The twenty hexapod robots, twin pulse cannons still trained on Gertrude, Brasidas and the others, began scuttling slowly towards the compound. The War Dogs shepherded the human pirates through the massive black gates. Gertrude was the last one inside, and the gates rumbled shut behind her.
“Lord Ump’gomptar will receive Captain Brasidas,” one of the War Dogs stated in a robotic voice. “The others shall remain here.”
The robot that had spoken turned around, a prolonged process on its six legs, and led the captain away at walking pace. The remaining mechanoids shuffled a little closer together to fill the gap it had left, and continued to surround Gertrude and the others.
“Is this the normal welcome you get?” she muttered to Drusus.
If he was concerned, the Murovian did a good job of hiding it. “More mechs than usual, and we’ve never had an escort down to the ground before. Something’s rattled the Ralgo.”
The interior of the compound was almost as sandy as the desert beyond the walls. Bleak and featureless grey stone boxes were the only buildings within the compound. They rose only a few storeys high, and, to her surprise, there were no more than half a dozen. The walls encompassed an area large enough to accommodate a town, but the lack of structures meant only a few hundred people could live there.
“See that building?” Drusus said, pointing at the tallest.
She nodded.
“Have a look at the top floor, the room with the UV light.”
Gertrude stared at it, and found her eye zooming in once again. The hint of a hulking shadow that was not remotely humanoid passed by the window. Once the window fully occupied her field of vision her synthetic eye flicked to X-ray. Ump’gomptar was like nothing she had ever seen before. Countless smaller legs carried its snake-like body, half of which was reared up. Near its skull-like head several longer limbs, probably arms, protruded. A human skeleton entered the room, and joined the Ralgo. If it was Brasidas, the Ralgo was at least twelve feet tall, and that with half its body flat on the ground. In her left ear, the moaning desert wind died down, and she could hear, faintly, the Ralgo and Brasidas talking.
“Why the increase in security?” the captain asked.
A strange clacking noise came from Ump’gomptar in answer, before he spoke. “The Murovians have been sniffing around Upyndas Major. One of their Inquisitors paid me a visit.”
Brasidas folded his arms. “I’m sure you felt honoured. What did he want?”
“You. It was such an interesting proposition I felt compelled to have him for dinner.” Several arms rubbed the Ralgo’s stomach and he uttered a high-pitched, halting noise Gertrude guessed was laughter. “Murovia is far away. I shall move if necessary, but it will take more than one Inquisitor to chase me out of my home.”
“The Inquisition has cracked bigger nuts than you in its time. What information do you have for me?”
The Ralgo was silent. Without seeing whatever passed for its face, she couldn’t tell if it was angry, or thinking before speaking.
“Have you ever heard of a planet called Naxos?”
“No.”
“What’re they saying?” one of the crew asked.

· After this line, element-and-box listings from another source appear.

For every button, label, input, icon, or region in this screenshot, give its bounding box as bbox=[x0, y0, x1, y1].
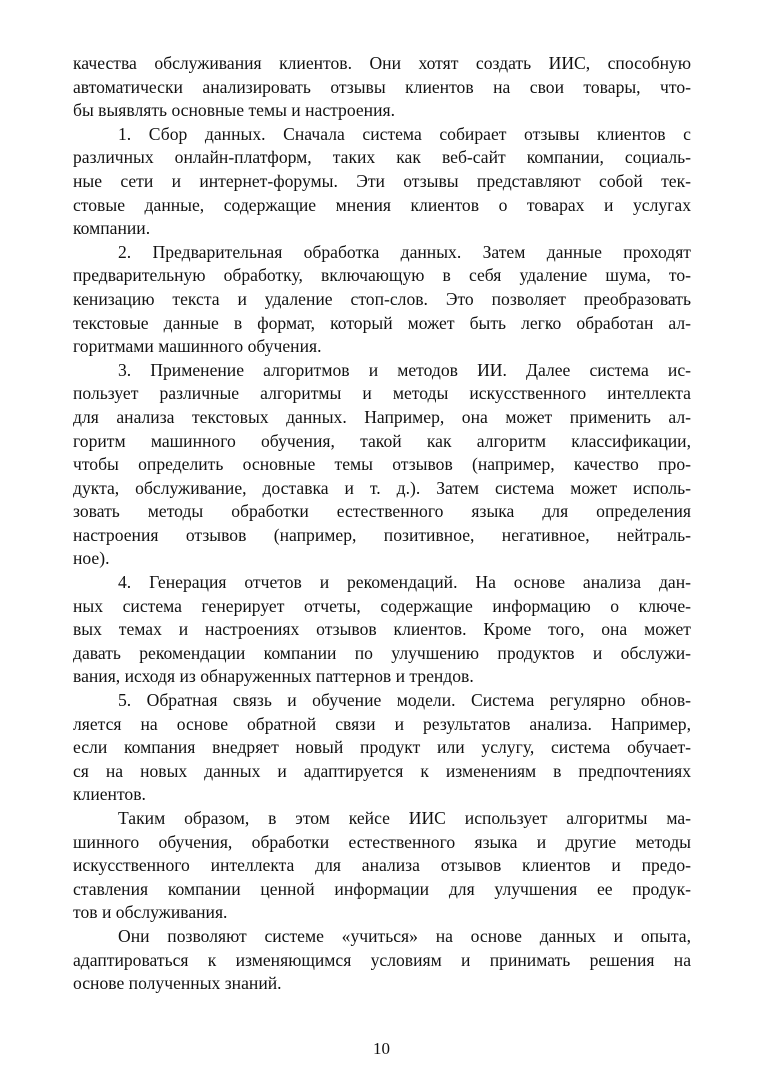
text-line: стовые данные, содержащие мнения клиентов о товарах и услугах bbox=[73, 194, 691, 215]
text-line: для анализа текстовых данных. Например, она может применить ал- bbox=[73, 406, 691, 427]
text-line: горитм машинного обучения, такой как алгоритм классификации, bbox=[73, 430, 691, 451]
text-line: кенизацию текста и удаление стоп-слов. Это позволяет преобразовать bbox=[73, 288, 691, 309]
text-line: искусственного интеллекта для анализа отзывов клиентов и предо- bbox=[73, 855, 691, 876]
text-line: настроения отзывов (например, позитивное, негативное, нейтраль- bbox=[73, 524, 691, 545]
text-line: компании. bbox=[73, 218, 151, 239]
paragraph bbox=[73, 359, 691, 571]
text-line: текстовые данные в формат, который может быть легко обработан ал- bbox=[73, 312, 691, 333]
paragraph bbox=[73, 571, 691, 689]
text-line: ное). bbox=[73, 548, 110, 569]
text-line: предварительную обработку, включающую в себя удаление шума, то- bbox=[73, 265, 691, 286]
text-line: ся на новых данных и адаптируется к изменениям в предпочтениях bbox=[73, 760, 691, 781]
text-line: 1. Сбор данных. Сначала система собирает отзывы клиентов с bbox=[118, 123, 691, 144]
text-line: давать рекомендации компании по улучшению продуктов и обслужи- bbox=[73, 642, 691, 663]
paragraph bbox=[73, 123, 691, 241]
paragraph bbox=[73, 925, 691, 996]
text-line: Они позволяют системе «учиться» на основе данных и опыта, bbox=[118, 925, 691, 946]
text-line: 4. Генерация отчетов и рекомендаций. На основе анализа дан- bbox=[118, 572, 691, 593]
text-line: вания, исходя из обнаруженных паттернов и трендов. bbox=[73, 666, 474, 687]
text-line: клиентов. bbox=[73, 784, 146, 805]
text-line: вых темах и настроениях отзывов клиентов. Кроме того, она может bbox=[73, 619, 691, 640]
text-line: бы выявлять основные темы и настроения. bbox=[73, 100, 395, 121]
text-line: качества обслуживания клиентов. Они хотят создать ИИС, способную bbox=[73, 53, 691, 73]
paragraph bbox=[73, 689, 691, 807]
text-line: автоматически анализировать отзывы клиентов на свои товары, что- bbox=[73, 76, 691, 97]
paragraph bbox=[73, 52, 691, 123]
text-line: основе полученных знаний. bbox=[73, 973, 282, 994]
text-line: различных онлайн-платформ, таких как веб-сайт компании, социаль- bbox=[73, 147, 691, 168]
text-line: шинного обучения, обработки естественного языка и другие методы bbox=[73, 831, 691, 852]
text-line: Таким образом, в этом кейсе ИИС использует алгоритмы ма- bbox=[118, 808, 691, 828]
text-flow bbox=[73, 52, 691, 996]
paragraph bbox=[73, 241, 691, 359]
text-line: адаптироваться к изменяющимся условиям и принимать решения на bbox=[73, 949, 691, 970]
text-line: 3. Применение алгоритмов и методов ИИ. Далее система ис- bbox=[118, 359, 691, 380]
text-line: ных система генерирует отчеты, содержащие информацию о ключе- bbox=[73, 595, 691, 616]
page-number: 10 bbox=[373, 1039, 390, 1058]
paragraph bbox=[73, 807, 691, 925]
text-line: дукта, обслуживание, доставка и т. д.). Затем система может исполь- bbox=[73, 477, 691, 498]
text-line: тов и обслуживания. bbox=[73, 902, 228, 923]
text-line: ставления компании ценной информации для улучшения ее продук- bbox=[73, 878, 691, 899]
text-line: зовать методы обработки естественного языка для определения bbox=[73, 501, 691, 522]
text-line: если компания внедряет новый продукт или услугу, система обучает- bbox=[73, 737, 691, 758]
text-line: чтобы определить основные темы отзывов (например, качество про- bbox=[73, 454, 691, 475]
text-line: горитмами машинного обучения. bbox=[73, 336, 322, 357]
text-line: 2. Предварительная обработка данных. Затем данные проходят bbox=[118, 241, 691, 262]
page-body bbox=[73, 52, 691, 996]
text-line: 5. Обратная связь и обучение модели. Система регулярно обнов- bbox=[118, 690, 691, 711]
text-line: пользует различные алгоритмы и методы искусственного интеллекта bbox=[73, 383, 691, 404]
text-line: ные сети и интернет-форумы. Эти отзывы представляют собой тек- bbox=[73, 170, 691, 191]
text-line: ляется на основе обратной связи и результатов анализа. Например, bbox=[73, 713, 691, 734]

Her left ear become abruptly mute, and pain jabbed into her right ear. The pain mushroomed into a deep throbbing that filled her skull, and she glared at the crew member.
“Keep your bloody mouth shut until I tell you otherwise,” she snarled at him.

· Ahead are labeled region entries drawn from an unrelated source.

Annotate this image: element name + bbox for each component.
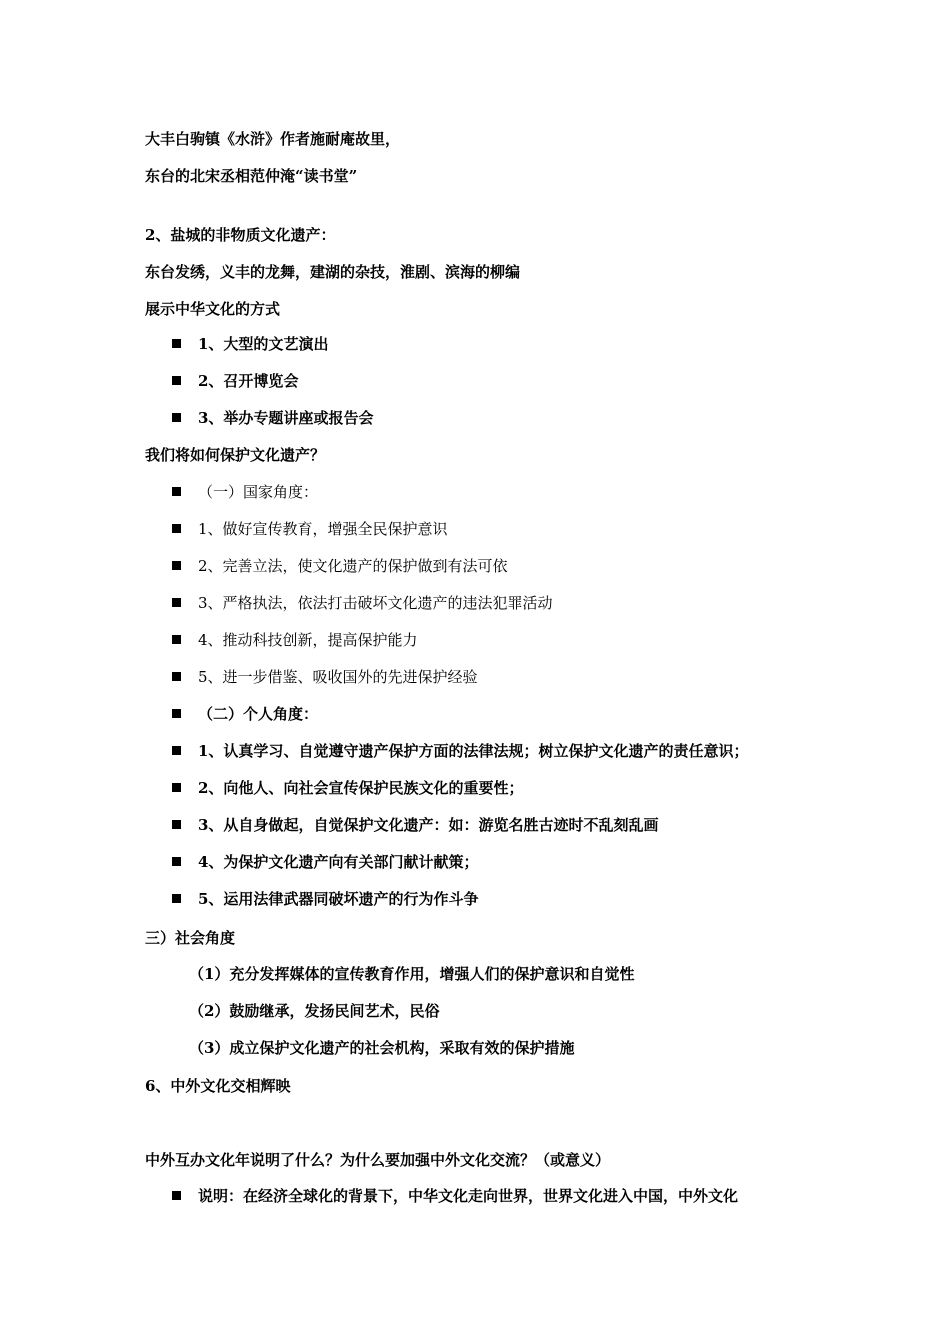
text-line: 东台的北宋丞相范仲淹“读书堂” xyxy=(145,167,358,185)
square-bullet-icon xyxy=(172,709,181,718)
list-item-text: （一）国家角度： xyxy=(198,483,319,501)
list-item-text: 3、严格执法，依法打击破坏文化遗产的违法犯罪活动 xyxy=(198,594,553,612)
list-item-text: （二）个人角度： xyxy=(198,705,319,723)
list-item xyxy=(172,482,318,502)
list-item-text: 1、做好宣传教育，增强全民保护意识 xyxy=(198,520,448,538)
square-bullet-icon xyxy=(172,894,181,903)
square-bullet-icon xyxy=(172,1191,181,1200)
list-item xyxy=(172,371,298,391)
list-item xyxy=(172,593,553,613)
list-item-text: 5、运用法律武器同破坏遗产的行为作斗争 xyxy=(198,890,479,908)
list-item xyxy=(172,667,478,687)
section-heading: 我们将如何保护文化遗产？ xyxy=(145,446,326,464)
list-item xyxy=(172,741,748,761)
list-item xyxy=(172,519,448,539)
list-item xyxy=(172,556,508,576)
list-item xyxy=(172,1186,738,1206)
square-bullet-icon xyxy=(172,487,181,496)
square-bullet-icon xyxy=(172,339,181,348)
square-bullet-icon xyxy=(172,783,181,792)
section-heading: 6、中外文化交相辉映 xyxy=(145,1077,291,1095)
square-bullet-icon xyxy=(172,524,181,533)
list-item xyxy=(172,889,478,909)
numbered-item: （1）充分发挥媒体的宣传教育作用，增强人们的保护意识和自觉性 xyxy=(189,965,635,983)
square-bullet-icon xyxy=(172,561,181,570)
list-item-text: 2、完善立法，使文化遗产的保护做到有法可依 xyxy=(198,557,508,575)
list-item-text: 4、推动科技创新，提高保护能力 xyxy=(198,631,418,649)
list-item-text: 5、进一步借鉴、吸收国外的先进保护经验 xyxy=(198,668,478,686)
list-item xyxy=(172,630,418,650)
square-bullet-icon xyxy=(172,746,181,755)
square-bullet-icon xyxy=(172,413,181,422)
list-item-text: 说明：在经济全球化的背景下，中华文化走向世界，世界文化进入中国，中外文化 xyxy=(198,1187,739,1205)
square-bullet-icon xyxy=(172,820,181,829)
list-item xyxy=(172,815,658,835)
numbered-item: （3）成立保护文化遗产的社会机构，采取有效的保护措施 xyxy=(189,1039,575,1057)
section-heading: 展示中华文化的方式 xyxy=(145,300,281,318)
list-item xyxy=(172,408,373,428)
square-bullet-icon xyxy=(172,672,181,681)
list-item xyxy=(172,778,523,798)
numbered-item: （2）鼓励继承，发扬民间艺术，民俗 xyxy=(189,1002,440,1020)
square-bullet-icon xyxy=(172,857,181,866)
list-item-text: 2、召开博览会 xyxy=(198,372,299,390)
text-line: 东台发绣，义丰的龙舞，建湖的杂技，淮剧、滨海的柳编 xyxy=(145,263,521,281)
list-item xyxy=(172,852,478,872)
square-bullet-icon xyxy=(172,598,181,607)
list-item-text: 1、大型的文艺演出 xyxy=(198,335,329,353)
list-item-text: 4、为保护文化遗产向有关部门献计献策； xyxy=(198,853,479,871)
text-line: 中外互办文化年说明了什么？为什么要加强中外文化交流？（或意义） xyxy=(145,1151,611,1169)
list-item-text: 3、举办专题讲座或报告会 xyxy=(198,409,374,427)
text-line: 大丰白驹镇《水浒》作者施耐庵故里， xyxy=(145,130,401,148)
section-heading: 三）社会角度 xyxy=(145,929,236,947)
list-item xyxy=(172,334,328,354)
square-bullet-icon xyxy=(172,376,181,385)
list-item-text: 3、从自身做起，自觉保护文化遗产：如：游览名胜古迹时不乱刻乱画 xyxy=(198,816,659,834)
list-item xyxy=(172,704,318,724)
list-item-text: 2、向他人、向社会宣传保护民族文化的重要性； xyxy=(198,779,524,797)
square-bullet-icon xyxy=(172,635,181,644)
list-item-text: 1、认真学习、自觉遵守遗产保护方面的法律法规；树立保护文化遗产的责任意识； xyxy=(198,742,749,760)
section-heading: 2、盐城的非物质文化遗产： xyxy=(145,226,336,244)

He looked away and she returned her attention to the distant conversation between Brasidas and the Ralgo. It took a moment for her to focus her artificial eye and ear, and the pain stayed with her as she tried to listen in.
“…sounds too good to be true,” Brasidas said.
The peripheral vision of her organic eye registered sudden movement. She kept her ocular implant focused on the captain and used her right eye to look around. The mechanoids had scuttled closer to the crew, and they all had weapons locked on an individual pirate. Five feet away a War Dog targeted her face with its twin pulse cannons. It was close enough for her to smell the oil lubricating its metal joints. If the War Dogs attacked there was no hope of survival. She forced herself to ignore the robotic soldiers and shifted her attention back to the Ralgo.
The Ralgo’s dozen or so arms rippled. “It took months of work to discover, human. The plague that wiped out the Elthurians makes researching them dangerous, and dangerous means costly in time and money. They were poised to rip the resources out of Naxos at the moment the plague struck. They were the only civilisation to chart the planet, and their destruction meant it returned to dark space. Until now.”
“How much rhodium?”
The Ralgo uttered its shrieking laugh, driving the pain a little deeper into her skull. “Your cargo hold may not be large enough to take it all.”
“Very well,” Brasidas assented. “I’ll sail there presently.”
She zoomed out and focused her hearing on the wind around her and the occasional mechanical whirr of the War Dogs’ turrets. The robots scuttled backwards and left the crew alone for the first time since they entered the compound.
“There’s some planet crammed with rhodium, or so the alien claims,” she told Drusus.
“Do I detect a hint of xenophobia?” he enquired.
“Do you trust the centipede?” she asked, ignoring his question.
Drusus shrugged. “I trust his greed and his survival instinct. Brasidas always delivers. Turning his back on the captain would be an act of suicide.”